Is it possible to factor x^3 - 9x^2 + 24x - 20 and solve for x by hand?

I tried using the grouping method and got x^2(x-9) + 4(6x-5) but how can I continue solving for x?

If I use a calculator I get x= 2 and 5 but is it possible to find this by hand? thanks

You use rational root theorem.

Let p = constant term
Let q = numerical coefficient of highest degree of x
x = +/- p/q

In here, p = -20 and q = 1. Thus,
x = (+/-) 1 , 2 , 4 , 5 , 10, 20

You have to substitute each factor (for instance x = -1) to the expression, and if you get a zero answer, that value of x is a factor. Well, it's kind of like trial and error, but at least you know which ones are to be substituted.

Hope this helps :3

*I mean you get all the factors of x = +/- p/q. In the problem, x = +/- 20, and its factors are written there above. The factors are the ones you have to check by substituting them to the expression. :)
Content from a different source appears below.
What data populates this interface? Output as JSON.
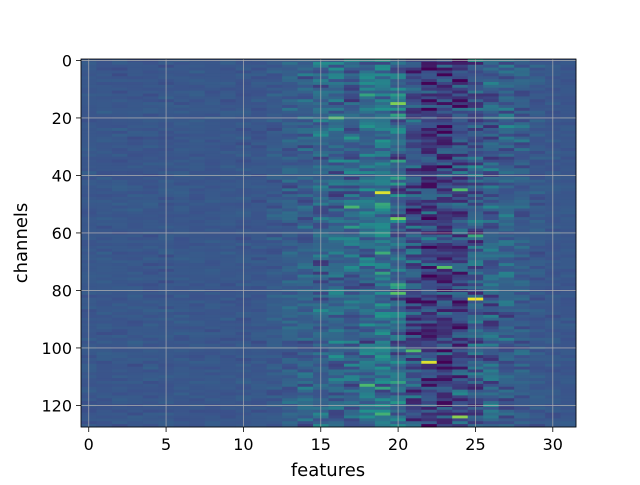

After showing that both f(1) and f(-1) ≠ 0

try f(2)
= 8 -36+48-20 = 0
so (x-2) is a factor
Now use synthetic division and
x^3 - 9x^2 + 24x - 20
= (x-2)(x^2 - 7x + 10)
= (x-2)(x-2)(x-5)

so x^3 - 9x^2 + 24x - 20
= (x-5)(x-2)^2

For a cubic, once you find one root, you can reduce your cubic to a quadratic, by either long or synthetic division.
Of course you could just feel lucky and keep going to find other roots from the list that Jai gave you, and you would hit x = 5

And of course, as soon as you found 2 factors of a cubic you can "reason" out what the third factor would be.

Yes, it is possible to factor x^3 - 9x^2 + 24x - 20 by hand.

You've correctly factored out the common factors from the original expression using the grouping method: x^2(x-9) + 4(6x-5). Now, let's continue solving for x.

We have two terms left: x^2(x-9) and 4(6x-5). To factor x^2(x-9), we can further break it down as follows:

x^2(x-9) = x^2 * x - x^2 * 9 = x^3 - 9x^2

So now our expression becomes: x^3 - 9x^2 + 4(6x-5).

Expanding 4(6x-5), we get: 4 * 6x - 4 * 5 = 24x - 20.

Now our expression becomes: x^3 - 9x^2 + 24x - 20.

At this point, we have fully factored the expression. Now we can set it equal to zero and solve for x:

x^3 - 9x^2 + 24x - 20 = 0

To solve this equation by hand, we can use factoring by grouping or synthetic division. However, in this case, factoring by grouping is not straightforward.

Therefore, let's use the Rational Root Theorem to find the possible rational roots of this polynomial. The Rational Root Theorem states that if a rational number p/q is a root of a polynomial with integer coefficients, then p must be a factor of the constant term (in this case, -20), and q must be a factor of the leading coefficient (in this case, 1).

The factors of 20 are ±1, ±2, ±4, ±5, ±10, and ±20, and the factors of 1 are ±1. So the possible rational roots of the polynomial are: ±1, ±2, ±4, ±5, ±10, and ±20.

We can try these possible rational roots by substituting them into the polynomial expression and checking if they make the polynomial equal to zero. This is a trial and error process.

After trying the possible rational roots, we find that x = 2 and x = 5 make the polynomial equal to zero.

Therefore, the solutions to the equation x^3 - 9x^2 + 24x - 20 = 0 are x = 2 and x = 5.

So, by hand, we have found the values of x without using a calculator.